Changes to the Maintenance Enforcement Program (MEP) came into effect in July 2019, allowing its staff to make more decisions and gather additional information related to child and spousal support without requiring a court order.  As a result, MEP will be able to review and adjust about 3,000 matters every year outside of the court system.  This is expected to save families an estimated $15 million annually in court and legal fees, the minister said.   

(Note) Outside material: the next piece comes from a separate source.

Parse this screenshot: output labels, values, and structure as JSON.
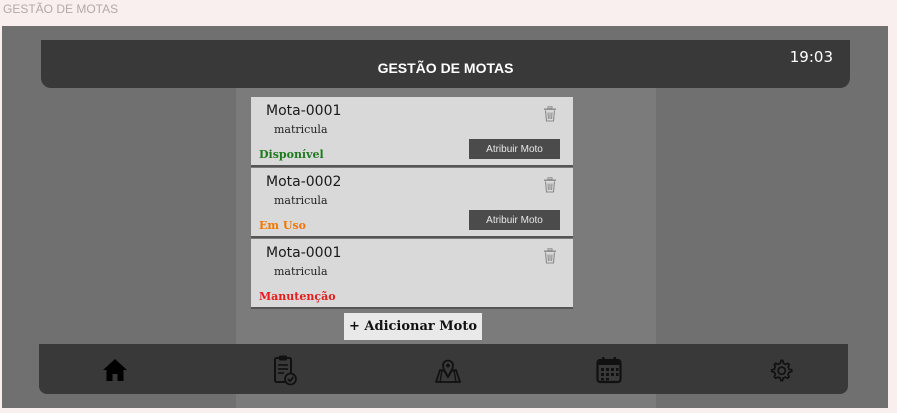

The Manitoba government has also made changes to allow decisions made by independent family arbitrators to be enforced in the same way as court orders, as of July 2019.  The arbitrator is chosen by family members involved to make decisions in a simpler, less formal process than if they were to go to court.  Arbitration decisions related to child support, spousal or common-law partner support can now be enforced by MEP and custody arrangements can be enforced under The Child Custody Enforcement Act.  Property-related decisions can also be enforced more quickly.

A new web site launched today at will connect Manitobans with all of the public, private and community services and organizations that are currently available, alongside clear and accurate information about family law issues.  This online hub will help families complete the prerequisites to apply to court including:

  • templates and guidelines to help parents develop their parenting arrangements including sharing parenting time and decision-making responsibilities;
  • appropriate resources like arbitration, mediation and dispute resolution services to assist when they cannot resolve their disputes; and
  • a tool to help families gather all of the financial disclosure information needed for child and spousal support as well as property division.

Manitobans who do not have internet access or require additional assistance can call 204-945-2313 or 1-844-808-2313 (toll-free) or for a personalized response.

The online hub also includes a public engagement report, which highlights how the province connected with service providers, stakeholders and Manitobans who have in the past, or are currently experiencing separation or divorce, gathering 250 ideas on how to improve the family law system.

The minister noted the online hub and other resources will continue to be implemented to better support Manitoba families and their children, beginning in early 2020.

Provincial officials will continue to speak with families who are sharing their experiences to help develop and improve family law services and supports.  This work will also continue to be guided by a collaboration table, a group created earlier this year to help guide the design and development of family law initiatives.  It includes family law service providers and experts from the legal, social service, financial, academic and non-governmental sectors.